4 1/2 minute read   “The learning environment is enriched by student exposure to and involvement in provision at the forefront of scholarship, research and professional practice.” (TEF assessment criteria LE2)   It would be easy to interpret this assessment criteria as a reference to Boyer’s ‘Scholarship of Knowledge’ and for more vocational college-based HE

4 1/2 minute read

 

“The learning environment is enriched by student exposure to and involvement in provision at the forefront of scholarship, research and professional practice.” (TEF assessment criteria LE2)

 

It would be easy to interpret this assessment criteria as a reference to Boyer’s ‘Scholarship of Knowledge’ and for more vocational college-based HE providers to rely on their lecturer’s dual-professionalism and base their  response around ideas of ‘professional practice.’ But scholarship in Boyer’s model is not limited to the post-doctoral researcher but far more inclusive. It enables the institution to clearly articulate that using evidence-based practice, and working alongside external employers or the community to inform curriculum decision-making (for instance) is part of the scholarship of application. And such work will evidence teaching excellence regarding learning outcomes and teaching quality (S02 and TQ3)

 

If we use Boyer’s model as a framework for capturing evidence of scholarship, our articulations become stronger, and, potentially, more developmental. If we consider the Teaching Excellence framework through the lens of Boyer’s scholarships, the gathering of evidence for the contextual framework becomes less of a ‘moment of metric capture’ and more a snapshot of an ongoing developmental process that is inherently tied to supporting our learners to achieve their academic potential.

 

Scholarly practice is threaded through the assessment criteria; providing the institution accepts and recognises scholarship as going beyond the search for new knowledge then the framework evidences itself. If we embrace the Scholarship of Teaching and Learning, then our work in stretching and challenging our learners becomes an integral part of our practice and one that is evidence-based through action research evidence or reflections (and therefore easier to evidence within the contextual statement).

 

The Students as Partners agenda is equally important here, engaging students through working alongside them, rather than casting them in the role of passive knowledge-consumers.

 

Regarding rigour and stretch (TQ3), involving students as partners in scholarly research and practice supports their learning as part of an ongoing process which celebrates and rewards curiosity, enquiry and the sharing of knowledge.

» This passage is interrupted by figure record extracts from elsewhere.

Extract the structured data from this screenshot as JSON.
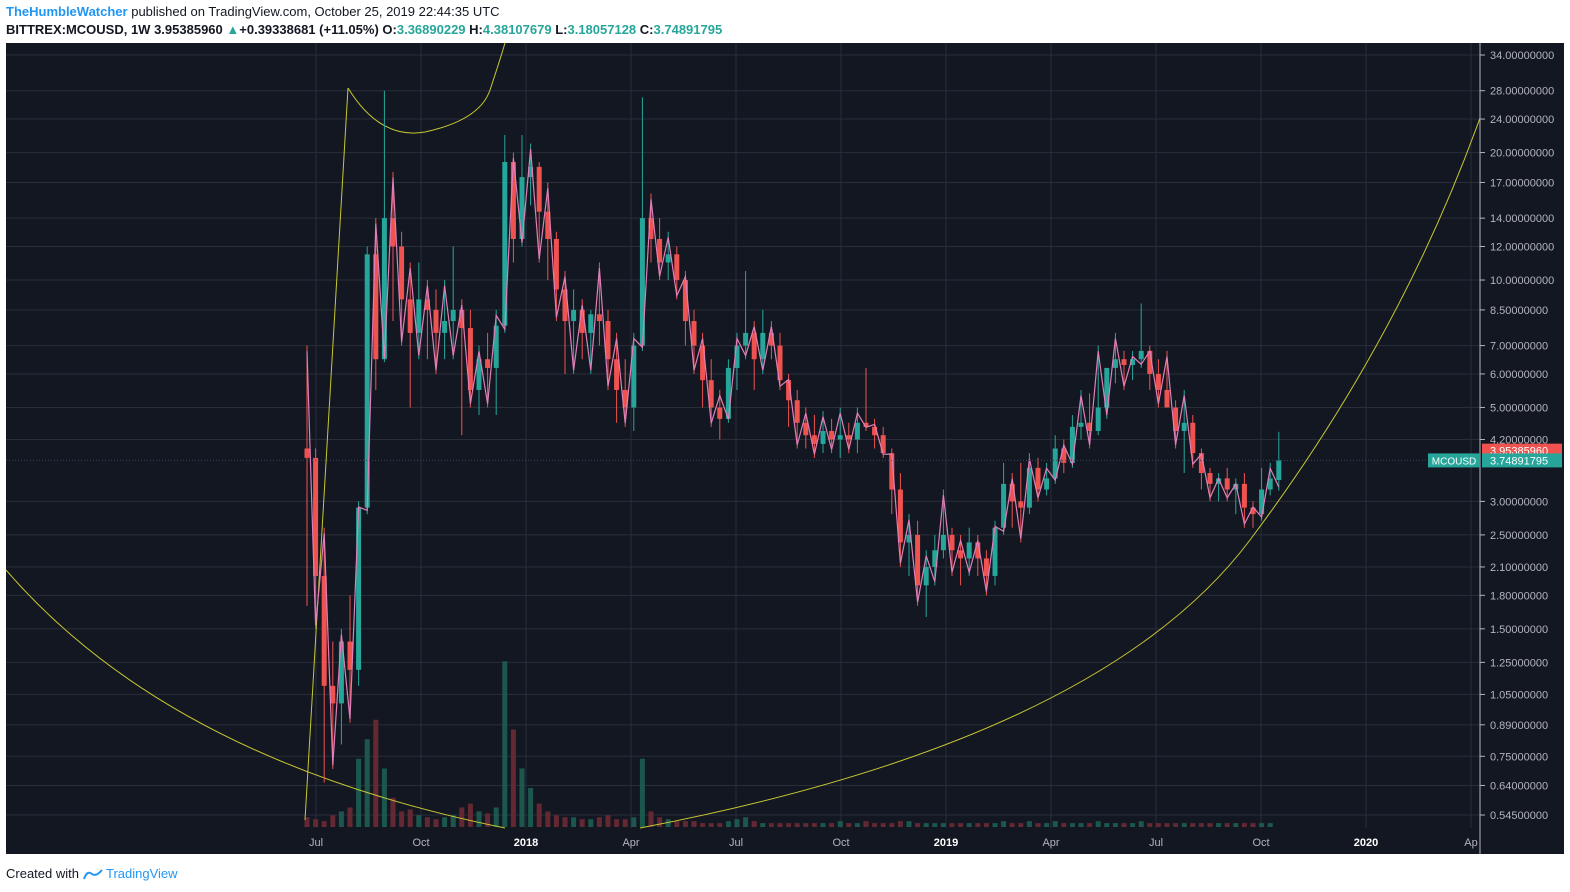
{
  "header": {
    "author": "TheHumbleWatcher",
    "published": "published on TradingView.com, October 25, 2019 22:44:35 UTC",
    "symbol": "BITTREX:MCOUSD, 1W",
    "price": "3.95385960",
    "change": "+0.39338681 (+11.05%)",
    "change_icon": "triangle-up-icon",
    "o_label": "O:",
    "o_value": "3.36890229",
    "h_label": "H:",
    "h_value": "4.38107679",
    "l_label": "L:",
    "l_value": "3.18057128",
    "c_label": "C:",
    "c_value": "3.74891795"
  },
  "footer": {
    "created_with": "Created with",
    "brand": "TradingView",
    "logo_icon": "tradingview-logo-icon"
  },
  "colors": {
    "background": "#131722",
    "up": "#26a69a",
    "down": "#ef5350",
    "line": "#e07fb8",
    "arc": "#c8c832",
    "grid": "#2a2e39"
  },
  "chart_data": {
    "type": "candlestick",
    "symbol": "BITTREX:MCOUSD",
    "interval": "1W",
    "y_scale": "log",
    "y_ticks": [
      "34.00000000",
      "28.00000000",
      "24.00000000",
      "20.00000000",
      "17.00000000",
      "14.00000000",
      "12.00000000",
      "10.00000000",
      "8.50000000",
      "7.00000000",
      "6.00000000",
      "5.00000000",
      "4.20000000",
      "3.00000000",
      "2.50000000",
      "2.10000000",
      "1.80000000",
      "1.50000000",
      "1.25000000",
      "1.05000000",
      "0.89000000",
      "0.75000000",
      "0.64000000",
      "0.54500000"
    ],
    "x_ticks": [
      "Jul",
      "Oct",
      "2018",
      "Apr",
      "Jul",
      "Oct",
      "2019",
      "Apr",
      "Jul",
      "Oct",
      "2020",
      "Ap"
    ],
    "x_ticks_bold": [
      "2018",
      "2019",
      "2020"
    ],
    "price_tags": [
      {
        "label": "",
        "value": "3.95385960",
        "color": "#ef5350"
      },
      {
        "label": "MCOUSD",
        "value": "3.74891795",
        "color": "#26a69a"
      }
    ],
    "candles": [
      [
        4.0,
        7.0,
        1.7,
        3.8
      ],
      [
        3.8,
        4.0,
        1.5,
        2.0
      ],
      [
        2.0,
        2.6,
        0.65,
        1.1
      ],
      [
        1.1,
        1.4,
        0.7,
        1.0
      ],
      [
        1.0,
        1.5,
        0.8,
        1.4
      ],
      [
        1.4,
        1.8,
        0.9,
        1.2
      ],
      [
        1.2,
        3.0,
        1.1,
        2.9
      ],
      [
        2.9,
        12.0,
        2.8,
        11.5
      ],
      [
        11.5,
        14.0,
        5.5,
        6.5
      ],
      [
        6.5,
        28.0,
        6.4,
        14.0
      ],
      [
        14.0,
        18.0,
        8.0,
        12.0
      ],
      [
        12.0,
        13.0,
        7.0,
        9.0
      ],
      [
        9.0,
        11.0,
        5.0,
        7.5
      ],
      [
        7.5,
        11.0,
        6.5,
        9.0
      ],
      [
        9.0,
        10.0,
        6.5,
        8.5
      ],
      [
        8.5,
        9.5,
        6.0,
        7.5
      ],
      [
        7.5,
        10.0,
        6.5,
        8.0
      ],
      [
        8.0,
        12.0,
        6.5,
        8.5
      ],
      [
        8.5,
        9.0,
        4.3,
        7.7
      ],
      [
        7.7,
        8.5,
        5.0,
        5.5
      ],
      [
        5.5,
        7.0,
        4.8,
        6.5
      ],
      [
        6.5,
        7.5,
        5.0,
        6.2
      ],
      [
        6.2,
        8.5,
        4.8,
        7.8
      ],
      [
        7.8,
        22.0,
        7.5,
        19.0
      ],
      [
        19.0,
        20.0,
        11.0,
        12.5
      ],
      [
        12.5,
        22.0,
        12.0,
        17.5
      ],
      [
        17.5,
        21.0,
        15.0,
        18.5
      ],
      [
        18.5,
        19.0,
        11.0,
        14.5
      ],
      [
        14.5,
        17.0,
        10.0,
        12.5
      ],
      [
        12.5,
        13.0,
        8.0,
        9.5
      ],
      [
        9.5,
        10.5,
        6.0,
        8.0
      ],
      [
        8.0,
        9.5,
        6.0,
        8.5
      ],
      [
        8.5,
        9.0,
        6.5,
        7.5
      ],
      [
        7.5,
        8.5,
        6.0,
        8.3
      ],
      [
        8.3,
        11.0,
        7.0,
        8.0
      ],
      [
        8.0,
        8.5,
        5.5,
        6.5
      ],
      [
        6.5,
        7.5,
        4.6,
        5.5
      ],
      [
        5.5,
        6.5,
        4.5,
        5.0
      ],
      [
        5.0,
        7.5,
        4.4,
        7.0
      ],
      [
        7.0,
        27.0,
        6.8,
        14.0
      ],
      [
        14.0,
        16.0,
        11.0,
        12.5
      ],
      [
        12.5,
        14.0,
        10.0,
        11.0
      ],
      [
        11.0,
        13.0,
        10.0,
        11.5
      ],
      [
        11.5,
        12.0,
        9.0,
        10.0
      ],
      [
        10.0,
        10.5,
        7.0,
        8.0
      ],
      [
        8.0,
        8.5,
        6.0,
        7.0
      ],
      [
        7.0,
        7.5,
        5.0,
        5.8
      ],
      [
        5.8,
        6.5,
        4.5,
        5.0
      ],
      [
        5.0,
        5.5,
        4.2,
        4.7
      ],
      [
        4.7,
        6.5,
        4.6,
        6.2
      ],
      [
        6.2,
        7.5,
        5.5,
        7.0
      ],
      [
        7.0,
        10.5,
        6.5,
        7.5
      ],
      [
        7.5,
        8.0,
        5.5,
        6.5
      ],
      [
        6.5,
        8.5,
        6.0,
        7.5
      ],
      [
        7.5,
        8.0,
        6.5,
        7.0
      ],
      [
        7.0,
        7.5,
        5.5,
        5.8
      ],
      [
        5.8,
        6.0,
        4.5,
        5.2
      ],
      [
        5.2,
        5.5,
        4.0,
        4.6
      ],
      [
        4.6,
        5.0,
        4.0,
        4.3
      ],
      [
        4.3,
        4.8,
        3.8,
        4.1
      ],
      [
        4.1,
        4.9,
        3.9,
        4.4
      ],
      [
        4.4,
        4.7,
        3.9,
        4.2
      ],
      [
        4.2,
        5.0,
        3.8,
        4.3
      ],
      [
        4.3,
        4.6,
        3.9,
        4.2
      ],
      [
        4.2,
        5.0,
        3.9,
        4.6
      ],
      [
        4.6,
        6.2,
        4.4,
        4.5
      ],
      [
        4.5,
        4.7,
        4.0,
        4.3
      ],
      [
        4.3,
        4.5,
        3.8,
        3.9
      ],
      [
        3.9,
        4.0,
        2.8,
        3.2
      ],
      [
        3.2,
        3.5,
        2.1,
        2.4
      ],
      [
        2.4,
        2.8,
        2.0,
        2.5
      ],
      [
        2.5,
        2.7,
        1.7,
        1.9
      ],
      [
        1.9,
        2.3,
        1.6,
        2.1
      ],
      [
        2.1,
        2.5,
        1.9,
        2.3
      ],
      [
        2.3,
        3.2,
        2.2,
        2.5
      ],
      [
        2.5,
        2.6,
        2.0,
        2.3
      ],
      [
        2.3,
        2.5,
        1.9,
        2.2
      ],
      [
        2.2,
        2.6,
        2.0,
        2.4
      ],
      [
        2.4,
        2.5,
        2.0,
        2.2
      ],
      [
        2.2,
        2.3,
        1.8,
        2.0
      ],
      [
        2.0,
        2.7,
        1.9,
        2.6
      ],
      [
        2.6,
        3.7,
        2.5,
        3.3
      ],
      [
        3.3,
        3.5,
        2.6,
        3.0
      ],
      [
        3.0,
        3.7,
        2.4,
        2.9
      ],
      [
        2.9,
        3.9,
        2.8,
        3.6
      ],
      [
        3.6,
        3.8,
        3.0,
        3.2
      ],
      [
        3.2,
        3.7,
        3.1,
        3.4
      ],
      [
        3.4,
        4.3,
        3.3,
        4.0
      ],
      [
        4.0,
        4.2,
        3.5,
        3.7
      ],
      [
        3.7,
        4.8,
        3.6,
        4.5
      ],
      [
        4.5,
        5.5,
        4.2,
        4.6
      ],
      [
        4.6,
        5.4,
        4.0,
        4.4
      ],
      [
        4.4,
        7.0,
        4.3,
        5.0
      ],
      [
        5.0,
        6.0,
        4.7,
        6.2
      ],
      [
        6.2,
        7.5,
        5.7,
        6.5
      ],
      [
        6.5,
        6.8,
        5.5,
        6.3
      ],
      [
        6.3,
        6.8,
        5.8,
        6.5
      ],
      [
        6.5,
        8.8,
        6.2,
        6.8
      ],
      [
        6.8,
        7.0,
        5.5,
        6.0
      ],
      [
        6.0,
        6.5,
        5.0,
        5.5
      ],
      [
        5.5,
        6.8,
        5.2,
        5.0
      ],
      [
        5.0,
        5.2,
        4.0,
        4.4
      ],
      [
        4.4,
        5.5,
        3.5,
        4.6
      ],
      [
        4.6,
        4.8,
        3.6,
        3.9
      ],
      [
        3.9,
        4.0,
        3.2,
        3.5
      ],
      [
        3.5,
        3.6,
        3.0,
        3.3
      ],
      [
        3.3,
        3.5,
        3.0,
        3.4
      ],
      [
        3.4,
        3.6,
        3.0,
        3.2
      ],
      [
        3.2,
        3.4,
        2.8,
        3.3
      ],
      [
        3.3,
        3.5,
        2.6,
        2.9
      ],
      [
        2.9,
        3.0,
        2.6,
        2.8
      ],
      [
        2.8,
        3.6,
        2.7,
        3.2
      ],
      [
        3.2,
        3.7,
        3.1,
        3.4
      ],
      [
        3.37,
        4.38,
        3.18,
        3.75
      ]
    ],
    "arcs": [
      "arc-lower-left",
      "arc-top-small",
      "arc-right-large"
    ],
    "line_overlay": "close-price-line",
    "volume": [
      0.05,
      0.04,
      0.03,
      0.06,
      0.08,
      0.1,
      0.35,
      0.45,
      0.55,
      0.3,
      0.15,
      0.08,
      0.09,
      0.06,
      0.05,
      0.04,
      0.05,
      0.06,
      0.1,
      0.12,
      0.08,
      0.07,
      0.1,
      0.85,
      0.5,
      0.3,
      0.2,
      0.12,
      0.08,
      0.06,
      0.05,
      0.05,
      0.04,
      0.04,
      0.05,
      0.06,
      0.04,
      0.04,
      0.05,
      0.35,
      0.08,
      0.05,
      0.04,
      0.03,
      0.03,
      0.03,
      0.02,
      0.02,
      0.02,
      0.03,
      0.04,
      0.05,
      0.03,
      0.02,
      0.02,
      0.02,
      0.02,
      0.02,
      0.02,
      0.02,
      0.02,
      0.02,
      0.03,
      0.02,
      0.02,
      0.03,
      0.02,
      0.02,
      0.02,
      0.03,
      0.03,
      0.02,
      0.02,
      0.02,
      0.02,
      0.02,
      0.02,
      0.02,
      0.02,
      0.02,
      0.02,
      0.03,
      0.02,
      0.02,
      0.03,
      0.02,
      0.02,
      0.03,
      0.02,
      0.02,
      0.02,
      0.02,
      0.03,
      0.02,
      0.02,
      0.02,
      0.02,
      0.03,
      0.02,
      0.02,
      0.02,
      0.02,
      0.02,
      0.02,
      0.02,
      0.02,
      0.02,
      0.02,
      0.02,
      0.02,
      0.02,
      0.02,
      0.02
    ]
  }
}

What is peer review if it is not ‘assessment to support development and attainment’? Casting students in the role of scholars, or researchers of their own, and each others’ practices will surely scaffold the kind of independent learning that is appropriate to HE.

 

Scholarship is equally relevant when one considers the need to evidence the proper use of digital resources (LE1). In our fast-paced fluid world, if we do not keep up-to-date on current digital pedagogies then our students will suffer. We must teach in the digital, but mindfully, not simply grasping at ‘new’ technologies without clearly identifying where they can be of benefit to students. And if students are encouraged to be partners in this then they will have a more personalised learning experience (LE3), and gain transferable skills (SO2).

 

The point I’m trying to make isn’t simply that adopting this approach makes mapping activities to assessment criteria easy to evidence, but that, as scholarly practice is in itself iterative, under development, so too becomes the TEF.  The TEF exercise becomes a reflection point, part of learning carried out by the institution as a whole, and wholly meaningful, as then the institution can pause, reflect, evaluate and develop as a community of staff, learners, and the wider community.

 

In College-based Higher education, we are in a particular position. Used to Ofsted, with strict criteria and rigid systems, we can see TEF as a similar binary exercise. A top-down audit. Or, we can see it as a developmental exercise which is only one part of a wider culture of scholarship and scholarly practice. Then, our learning environments will be enriched by scholarship and our learners will benefit. And that is what The Scholarship Project, for me, is all about.